Purpose of the study was to assess the spectrum of molecular genetic disorders and the variety of clinical forms in patients with Stargardt disease. Material and methods. 56 patients aged 15-44 years who had been diagnosed with Stargardt disease in a history or at the time of the examination were included in the study. All patients underwent standard complete ophthalmic examination, as well as high-performance parallel sequencing of the coding sequences and adjacent areas of the introns of the ABCA4, ELOVL4, PROM1 and CNGB3 genes, as well as of the minor exons of the ABCA4 gene. Results. Mutations in one of 4 genes ( ABCA4, ELOVL4, PROM1 and CNGB3 ) were detected in 46 of 56 patients (82.1 %). An inverse correlation was found between the duration of the disease and the loss of visual acuity per year for the three groups ( k = -0.86, k = -0.93, k = -0.63, p < 0.05, respectively, with the debut of the Stargardt disease at 10 year, 11-30 year and > 31 year).
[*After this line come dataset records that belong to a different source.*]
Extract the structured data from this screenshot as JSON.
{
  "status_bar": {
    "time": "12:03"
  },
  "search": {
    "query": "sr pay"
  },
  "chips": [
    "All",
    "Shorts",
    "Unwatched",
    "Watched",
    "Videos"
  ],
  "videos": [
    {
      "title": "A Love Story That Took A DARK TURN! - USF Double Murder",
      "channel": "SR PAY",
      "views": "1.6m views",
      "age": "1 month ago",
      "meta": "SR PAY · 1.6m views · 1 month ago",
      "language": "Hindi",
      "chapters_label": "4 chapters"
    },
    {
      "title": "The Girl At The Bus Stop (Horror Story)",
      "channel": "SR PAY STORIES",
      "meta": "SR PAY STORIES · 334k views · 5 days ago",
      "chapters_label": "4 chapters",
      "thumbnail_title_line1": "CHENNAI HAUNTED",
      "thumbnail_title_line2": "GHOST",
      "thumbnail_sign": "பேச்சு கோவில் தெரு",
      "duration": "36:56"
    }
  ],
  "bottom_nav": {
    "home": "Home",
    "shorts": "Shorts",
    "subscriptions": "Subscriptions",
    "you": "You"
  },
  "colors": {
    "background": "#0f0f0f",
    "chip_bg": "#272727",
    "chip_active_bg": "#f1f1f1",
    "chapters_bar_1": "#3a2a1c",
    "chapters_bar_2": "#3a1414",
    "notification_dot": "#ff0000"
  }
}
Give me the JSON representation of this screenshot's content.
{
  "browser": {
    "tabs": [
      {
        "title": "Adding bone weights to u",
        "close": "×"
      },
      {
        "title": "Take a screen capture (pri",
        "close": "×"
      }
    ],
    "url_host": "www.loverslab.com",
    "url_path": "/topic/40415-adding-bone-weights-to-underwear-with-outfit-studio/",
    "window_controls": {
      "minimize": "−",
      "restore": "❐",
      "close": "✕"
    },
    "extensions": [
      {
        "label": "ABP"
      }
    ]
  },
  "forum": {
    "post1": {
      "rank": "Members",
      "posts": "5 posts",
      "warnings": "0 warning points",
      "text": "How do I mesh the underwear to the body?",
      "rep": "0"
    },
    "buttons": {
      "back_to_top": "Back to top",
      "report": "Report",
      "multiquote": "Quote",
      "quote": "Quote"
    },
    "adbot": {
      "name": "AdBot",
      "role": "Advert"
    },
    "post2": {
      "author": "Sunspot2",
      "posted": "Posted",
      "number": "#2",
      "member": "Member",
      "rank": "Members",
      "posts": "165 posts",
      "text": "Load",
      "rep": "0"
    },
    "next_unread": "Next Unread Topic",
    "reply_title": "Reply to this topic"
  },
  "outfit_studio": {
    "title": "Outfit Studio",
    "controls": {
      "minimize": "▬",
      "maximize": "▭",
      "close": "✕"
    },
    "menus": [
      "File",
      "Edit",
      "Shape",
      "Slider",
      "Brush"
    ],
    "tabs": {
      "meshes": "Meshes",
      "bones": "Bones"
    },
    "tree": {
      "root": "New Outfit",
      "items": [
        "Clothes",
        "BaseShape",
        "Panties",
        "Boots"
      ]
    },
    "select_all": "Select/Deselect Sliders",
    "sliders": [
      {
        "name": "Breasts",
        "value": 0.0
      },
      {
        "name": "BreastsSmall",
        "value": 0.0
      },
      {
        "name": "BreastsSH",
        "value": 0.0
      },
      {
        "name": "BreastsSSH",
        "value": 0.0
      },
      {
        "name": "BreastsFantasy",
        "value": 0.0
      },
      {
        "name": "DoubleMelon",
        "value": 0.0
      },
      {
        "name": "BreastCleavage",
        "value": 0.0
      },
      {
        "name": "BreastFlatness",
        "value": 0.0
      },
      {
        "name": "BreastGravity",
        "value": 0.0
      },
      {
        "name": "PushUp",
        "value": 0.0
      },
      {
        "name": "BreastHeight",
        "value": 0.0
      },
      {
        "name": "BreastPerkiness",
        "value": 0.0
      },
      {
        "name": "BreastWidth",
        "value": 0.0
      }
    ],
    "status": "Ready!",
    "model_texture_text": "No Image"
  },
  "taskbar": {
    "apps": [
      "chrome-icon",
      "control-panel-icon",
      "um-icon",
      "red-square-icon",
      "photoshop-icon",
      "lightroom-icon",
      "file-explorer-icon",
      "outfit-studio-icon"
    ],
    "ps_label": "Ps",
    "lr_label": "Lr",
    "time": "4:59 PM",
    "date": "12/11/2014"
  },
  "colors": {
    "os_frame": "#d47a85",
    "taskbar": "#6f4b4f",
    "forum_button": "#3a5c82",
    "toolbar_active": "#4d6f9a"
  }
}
A frequent mutation of the ABCA4 gene, p.G1961E was detected in 18 patients and in 83 % of cases (15 patients) is associated with a mild course of Stargardt disease. Complex mutation [p.L541P, p.A1038V] was detected in 17 patients, in 53 % (9 people) of cases was associated with more severe phenotype. However, in the compound heterozygous state with the missense mutation p.G1961E, a relatively mild course of the disease was observed. Conclusions. The loss of visual functions in Stargardt disease depends on the severity of the genetic defect in each case and on the disease’s duration in general.